In Paris, workers, unions and their supporters gathered for a fourth mass protest rally against the government's plans to reform the French pension system and The Local spoke to some of the strikers about how they are managing.
The strikes began on December 5th and many people – particularly transport workers – have been on strike ever since.
READ ALSO EXPLAINED What are France's special pensions regimes and why are people striking to protect them?
French workers are not paid during strikes and with Christmas approaching many said they were experiencing financial difficulties – but added that they were determined to carry on.
Unions fear that the government's proposed reforms will see French people working longer and for smaller pensions, although the government says the new system will be more fair to everyone.
It wants to replace the current highly complicated system of 42 different pension regimes with one universal system and do away with the 'special regimes' that allow some people – predominantly in the public sector – to retire early.
Kamal, 42, is an SNCF employee who has been on strike since December 5th.
A father of two, he admitted that things have been tough for his family.
He told The Local: “Every day we go on strike, we are putting ourselves in a precarious financial situation.
“I was ready to strike until December 11th or 12th, no more. I didn't know it was going to last so long.
“But too bad, I'm making a sacrifice.
“The children don't fully understand, they told me last night that the railway workers are bad, that it's our fault that the country is blocked.
“I explained that it's the government blocked by us. The little one doesn't understand the social and political issues.
“We didn't want to go on strike at Christmas, it was the government who pushed us to do it. They are the ones who control the schedule.
“Often other people support us, people encourage us. We haven't experienced any insults while we've been striking. Everyone's involved, it's not just a strike for us.
“Screw it, we're going all in – Operation Kamikaze.”
A fellow SNCF worker known as Snoop, 37, added: “We don't have a choice. If we give in now we will have lost everything.”
The two were among thousands of people who took to the streets of Paris on Tuesday to show their determination.
Eight unions were represented and for the first time the CFDT – France's largest union and also considered one of the most moderate – joined the protests.
Union leaders say they were joining the more radical unions like the CGT on the streets because for them, last week's announced by Prime Minister Edouard Philippe about a 'pivot age' of 64 “crossed a red line”.
President Emmanuel Macron had made it a campaign promise that France's legal retirement age of 62 will not be touched.
So people would still be able to retire aged 62, but they would get a smaller pension than their colleague who has worked for another two years.

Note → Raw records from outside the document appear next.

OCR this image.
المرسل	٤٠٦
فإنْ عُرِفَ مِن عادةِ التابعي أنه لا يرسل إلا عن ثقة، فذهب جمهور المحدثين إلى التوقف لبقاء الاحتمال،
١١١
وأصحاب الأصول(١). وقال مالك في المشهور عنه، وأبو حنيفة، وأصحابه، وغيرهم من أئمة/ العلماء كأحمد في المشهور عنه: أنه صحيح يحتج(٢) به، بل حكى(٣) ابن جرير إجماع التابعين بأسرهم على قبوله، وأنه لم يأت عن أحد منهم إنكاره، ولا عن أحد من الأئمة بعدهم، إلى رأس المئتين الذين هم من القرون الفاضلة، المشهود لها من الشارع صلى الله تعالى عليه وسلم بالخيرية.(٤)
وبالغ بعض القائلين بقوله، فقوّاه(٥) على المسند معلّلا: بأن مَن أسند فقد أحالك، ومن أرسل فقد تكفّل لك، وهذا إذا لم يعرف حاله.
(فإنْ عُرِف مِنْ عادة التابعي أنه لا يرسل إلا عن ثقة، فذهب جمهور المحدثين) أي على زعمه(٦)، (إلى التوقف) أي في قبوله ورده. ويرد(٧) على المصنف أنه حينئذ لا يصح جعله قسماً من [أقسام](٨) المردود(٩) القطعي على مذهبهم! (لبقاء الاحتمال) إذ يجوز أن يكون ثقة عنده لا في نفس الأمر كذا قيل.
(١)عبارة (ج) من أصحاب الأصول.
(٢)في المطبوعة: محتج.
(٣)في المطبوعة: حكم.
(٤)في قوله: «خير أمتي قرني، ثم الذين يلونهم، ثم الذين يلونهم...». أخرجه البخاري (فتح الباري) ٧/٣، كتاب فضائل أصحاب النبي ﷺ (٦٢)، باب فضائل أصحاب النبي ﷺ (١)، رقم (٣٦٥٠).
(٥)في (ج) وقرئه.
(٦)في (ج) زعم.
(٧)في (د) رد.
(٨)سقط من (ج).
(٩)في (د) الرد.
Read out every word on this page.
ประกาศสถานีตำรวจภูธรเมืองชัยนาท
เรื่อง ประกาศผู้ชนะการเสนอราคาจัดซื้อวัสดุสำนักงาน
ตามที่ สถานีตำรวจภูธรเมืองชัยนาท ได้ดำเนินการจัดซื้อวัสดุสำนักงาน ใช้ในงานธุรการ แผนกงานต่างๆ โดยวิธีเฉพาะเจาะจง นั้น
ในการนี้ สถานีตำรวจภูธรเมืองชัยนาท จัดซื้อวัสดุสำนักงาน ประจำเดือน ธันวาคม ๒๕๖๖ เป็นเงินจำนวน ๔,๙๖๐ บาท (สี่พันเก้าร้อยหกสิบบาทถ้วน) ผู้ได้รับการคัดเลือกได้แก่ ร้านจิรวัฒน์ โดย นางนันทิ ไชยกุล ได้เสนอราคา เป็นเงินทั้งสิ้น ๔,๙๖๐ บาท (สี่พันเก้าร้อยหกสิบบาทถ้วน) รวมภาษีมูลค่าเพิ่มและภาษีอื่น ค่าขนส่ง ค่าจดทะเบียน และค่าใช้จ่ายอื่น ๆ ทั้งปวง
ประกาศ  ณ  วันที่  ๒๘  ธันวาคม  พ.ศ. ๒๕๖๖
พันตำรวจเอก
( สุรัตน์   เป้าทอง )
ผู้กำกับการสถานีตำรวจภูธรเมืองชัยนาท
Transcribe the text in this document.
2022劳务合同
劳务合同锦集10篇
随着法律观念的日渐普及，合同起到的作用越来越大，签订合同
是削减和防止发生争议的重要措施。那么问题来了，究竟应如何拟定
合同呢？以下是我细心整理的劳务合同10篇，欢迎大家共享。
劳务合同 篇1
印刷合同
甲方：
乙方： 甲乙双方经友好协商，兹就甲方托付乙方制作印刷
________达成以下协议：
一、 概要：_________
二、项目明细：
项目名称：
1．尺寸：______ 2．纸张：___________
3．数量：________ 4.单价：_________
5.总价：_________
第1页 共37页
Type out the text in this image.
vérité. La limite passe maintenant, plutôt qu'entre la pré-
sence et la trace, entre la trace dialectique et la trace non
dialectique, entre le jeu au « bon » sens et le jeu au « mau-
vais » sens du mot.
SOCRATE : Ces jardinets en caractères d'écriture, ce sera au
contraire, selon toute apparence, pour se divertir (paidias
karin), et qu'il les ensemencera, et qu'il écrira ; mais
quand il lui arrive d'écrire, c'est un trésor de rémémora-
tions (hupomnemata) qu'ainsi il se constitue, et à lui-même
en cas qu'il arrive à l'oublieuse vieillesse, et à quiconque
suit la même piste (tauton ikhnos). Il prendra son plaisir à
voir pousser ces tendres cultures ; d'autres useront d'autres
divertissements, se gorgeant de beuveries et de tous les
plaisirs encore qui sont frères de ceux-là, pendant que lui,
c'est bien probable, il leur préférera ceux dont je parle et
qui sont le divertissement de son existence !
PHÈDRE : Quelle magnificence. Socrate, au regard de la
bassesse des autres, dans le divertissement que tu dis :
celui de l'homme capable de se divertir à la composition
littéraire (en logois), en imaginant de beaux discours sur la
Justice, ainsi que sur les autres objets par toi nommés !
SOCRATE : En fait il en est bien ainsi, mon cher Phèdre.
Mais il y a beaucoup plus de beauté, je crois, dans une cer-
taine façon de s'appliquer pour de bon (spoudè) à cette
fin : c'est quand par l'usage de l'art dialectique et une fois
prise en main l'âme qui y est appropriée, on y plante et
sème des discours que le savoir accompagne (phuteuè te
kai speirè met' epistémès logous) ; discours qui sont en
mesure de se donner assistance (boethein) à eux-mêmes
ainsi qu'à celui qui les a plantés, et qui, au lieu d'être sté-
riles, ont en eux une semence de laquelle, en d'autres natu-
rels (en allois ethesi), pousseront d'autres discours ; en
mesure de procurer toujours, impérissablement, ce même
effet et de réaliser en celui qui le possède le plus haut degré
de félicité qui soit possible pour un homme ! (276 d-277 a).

Among the workers who have been involved in all-out strikes since December 5th are employees of RATP, the Paris public transport network.
RATP worker Okan said: “It’s really difficult. There will surely be less Christmas gifts under the tree this year. We’ll consume less.”
Striking workers do not get paid, but unions often run a cagnotte (collection) for donations from the public to give to striking workers.
But Okan said the RATP cagnotte is paying out just €16 a day to strikers.
Teachers have also joined the strikes, fearful that a change to pension calculations will see them losing out, but most teachers have been holding a series of one-day walk-outs rather than the unlimited strike action of the transport workers.
Teachers Véronique and Brigitte are both close to retirement and worried about their pensions.
Veronique said: “My kids won’t get any gifts this Christmas. It’s really hard, we’re losing a days' worth of salary every time we strike.
“We’ll see how long we can keep this going. Right now we need to really take it day by day.”
Brigitte added: “I feel like people are understanding our situation.
“Our pupils are very sympathetic, and it seems like their parents are too. At least with this strike the media has started telling the truth about the realities of being a teacher in France. Which is really hard.”
But it's not just the strikers themselves who are facing financial difficulties, many businesses in Paris have been hurt by the drop in trade and in tourism during the strikes.
Christelle, owner of a restaurant next to the Place de la Republique where Tuesday's demo began said: “I’m losing 70 percent of my revenue during the strikes.
“Everyone cancels their reservations. No one wants to walk here after a day of walking or hassle in the Metro to get to work.
“People have no energy to go out for dinner or grab a beer anymore.
“We have been here for 30 years. We survived the 1995 strikes and we will survive this one too, but in 1995 it lasted three weeks. This time it seems they’re going to keep it going for much longer.
“I don’t approve at all of the strikers. These are 17 percent of the population who are ruining it for everyone else.
“Block the government if you like, but don’t block the country like this. You’re making it hard for all the poor people who are trying to make a honest living for themselves.
“Paris isn’t made up just of rich people. There are a lot of poor banlieusards here who are struggling to get by.
“These are the ones who are hurt by the strikes.”